Evaluate Performance: Check how well models perform, improve them, and ensure they work quickly and accurately.
Deploy Models: Help set up systems for deploying and monitoring ML models in production environments.
Stay Updated: Keep up with the latest AI/ML developments and suggest new ideas.
Collaborate: Work with data engineers, product teams, and others to understand their needs and create tailored solutions.
Qualifications:
Education:
Bachelor's degree in Computer Science, Data Science, Artificial Intelligence, or a related field.
Experience:
3 to 6 years of experience in building and deploying machine learning models.
Technical Skills:
Proficient in Python and ML tools like scikit-learn, TensorFlow, and PyTorch.

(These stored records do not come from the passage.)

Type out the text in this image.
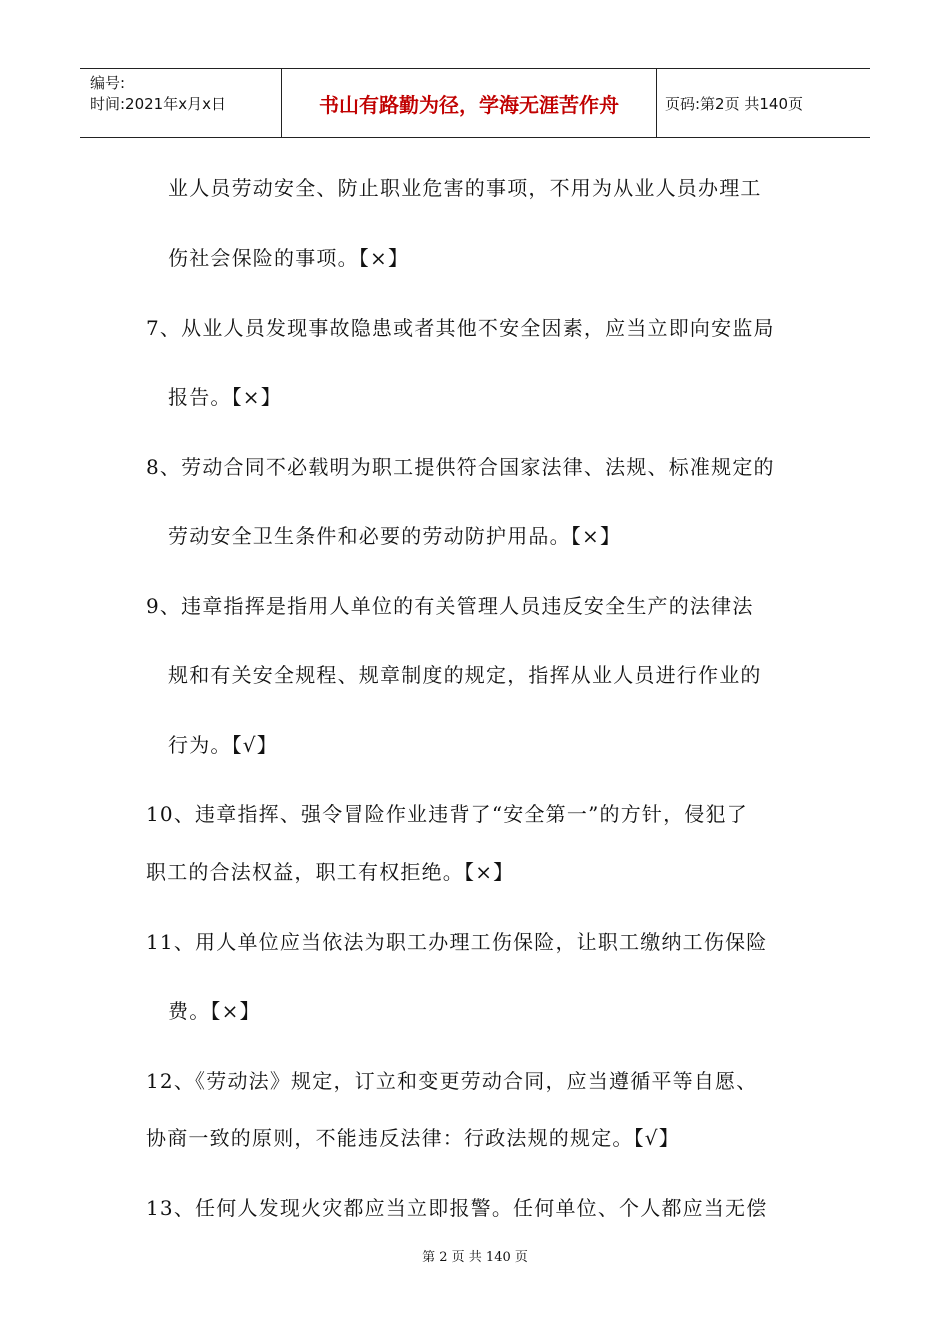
编号:
时间:2021年x月x日	书山有路勤为径，学海无涯苦作舟	页码:第2页 共140页
业人员劳动安全、防止职业危害的事项，不用为从业人员办理工
伤社会保险的事项。【×】
7、从业人员发现事故隐患或者其他不安全因素，应当立即向安监局
报告。【×】
8、劳动合同不必载明为职工提供符合国家法律、法规、标准规定的
劳动安全卫生条件和必要的劳动防护用品。【×】
9、违章指挥是指用人单位的有关管理人员违反安全生产的法律法
规和有关安全规程、规章制度的规定，指挥从业人员进行作业的
行为。【√】
10、违章指挥、强令冒险作业违背了“安全第一”的方针，侵犯了
职工的合法权益，职工有权拒绝。【×】
11、用人单位应当依法为职工办理工伤保险，让职工缴纳工伤保险
费。【×】
12、《劳动法》规定，订立和变更劳动合同，应当遵循平等自愿、
协商一致的原则，不能违反法律：行政法规的规定。【√】
13、任何人发现火灾都应当立即报警。任何单位、个人都应当无偿
第 2 页 共 140 页
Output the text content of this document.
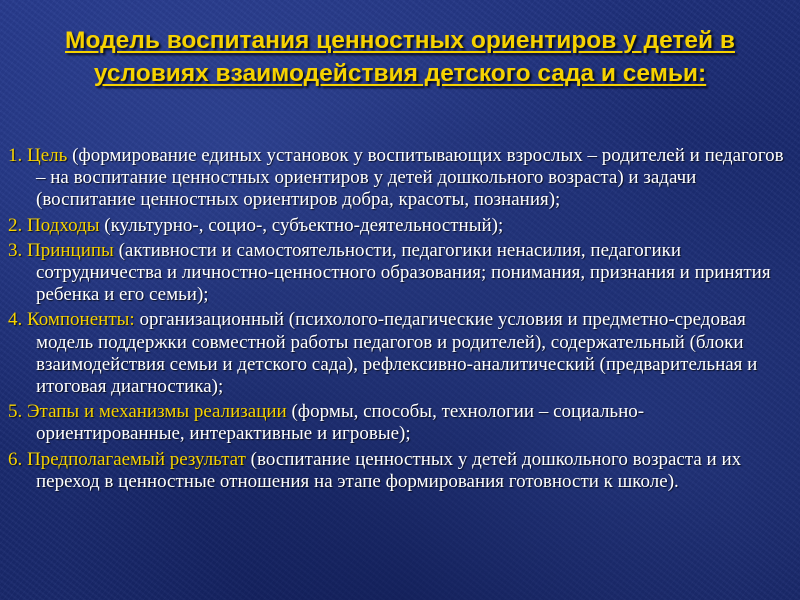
Модель воспитания ценностных ориентиров у детей в условиях взаимодействия детского сада и семьи:
1. Цель (формирование единых установок у воспитывающих взрослых – родителей и педагогов – на воспитание ценностных ориентиров у детей дошкольного возраста) и задачи (воспитание ценностных ориентиров добра, красоты, познания);
2. Подходы (культурно-, социо-, субъектно-деятельностный);
3. Принципы (активности и самостоятельности, педагогики ненасилия, педагогики сотрудничества и личностно-ценностного образования; понимания, признания и принятия ребенка и его семьи);
4. Компоненты: организационный (психолого-педагические условия и предметно-средовая модель поддержки совместной работы педагогов и родителей), содержательный (блоки взаимодействия семьи и детского сада), рефлексивно-аналитический (предварительная и итоговая диагностика);
5. Этапы и механизмы реализации (формы, способы, технологии – социально-ориентированные, интерактивные и игровые);
6. Предполагаемый результат (воспитание ценностных у детей дошкольного возраста и их переход в ценностные отношения на этапе формирования готовности к школе).
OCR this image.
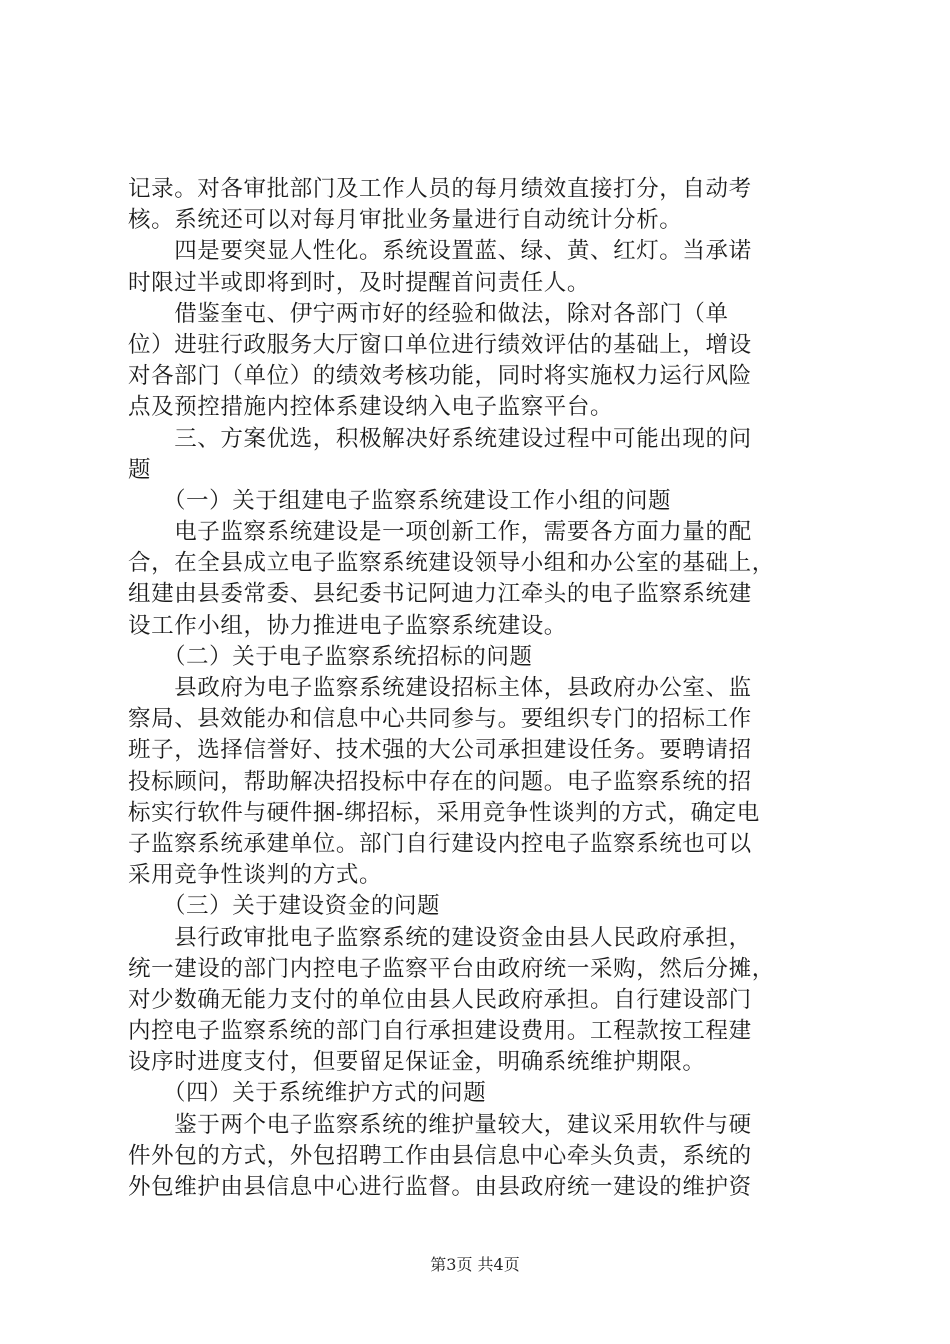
记录。对各审批部门及工作人员的每月绩效直接打分，自动考
核。系统还可以对每月审批业务量进行自动统计分析。
　　四是要突显人性化。系统设置蓝、绿、黄、红灯。当承诺
时限过半或即将到时，及时提醒首问责任人。
　　借鉴奎屯、伊宁两市好的经验和做法，除对各部门（单
位）进驻行政服务大厅窗口单位进行绩效评估的基础上，增设
对各部门（单位）的绩效考核功能，同时将实施权力运行风险
点及预控措施内控体系建设纳入电子监察平台。
　　三、方案优选，积极解决好系统建设过程中可能出现的问
题
　　（一）关于组建电子监察系统建设工作小组的问题
　　电子监察系统建设是一项创新工作，需要各方面力量的配
合，在全县成立电子监察系统建设领导小组和办公室的基础上，
组建由县委常委、县纪委书记阿迪力江牵头的电子监察系统建
设工作小组，协力推进电子监察系统建设。
　　（二）关于电子监察系统招标的问题
　　县政府为电子监察系统建设招标主体，县政府办公室、监
察局、县效能办和信息中心共同参与。要组织专门的招标工作
班子，选择信誉好、技术强的大公司承担建设任务。要聘请招
投标顾问，帮助解决招投标中存在的问题。电子监察系统的招
标实行软件与硬件捆-绑招标，采用竞争性谈判的方式，确定电
子监察系统承建单位。部门自行建设内控电子监察系统也可以
采用竞争性谈判的方式。
　　（三）关于建设资金的问题
　　县行政审批电子监察系统的建设资金由县人民政府承担，
统一建设的部门内控电子监察平台由政府统一采购，然后分摊，
对少数确无能力支付的单位由县人民政府承担。自行建设部门
内控电子监察系统的部门自行承担建设费用。工程款按工程建
设序时进度支付，但要留足保证金，明确系统维护期限。
　　（四）关于系统维护方式的问题
　　鉴于两个电子监察系统的维护量较大，建议采用软件与硬
件外包的方式，外包招聘工作由县信息中心牵头负责，系统的
外包维护由县信息中心进行监督。由县政府统一建设的维护资
第3页 共4页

Experience with data tools like Pandas and NumPy, and visualization libraries like Matplotlib or Seaborn.
Familiarity with big data tools like Hadoop and Spark (a plus).
Knowledge of SQL/NoSQL databases and tools like Apache Airflow for data pipelines.
Experience with cloud platforms such as AWS, Azure, or Google Cloud and their AI/ML services.
Understanding of different ML approaches, including supervised and unsupervised learning, deep learning, and reinforcement learning.
Experience with MLOps and setting up deployment pipelines.
Soft Skills:
Strong problem-solving and analytical abilities.
Good communication and teamwork skills.
Ability to work in a fast-moving and collaborative environment.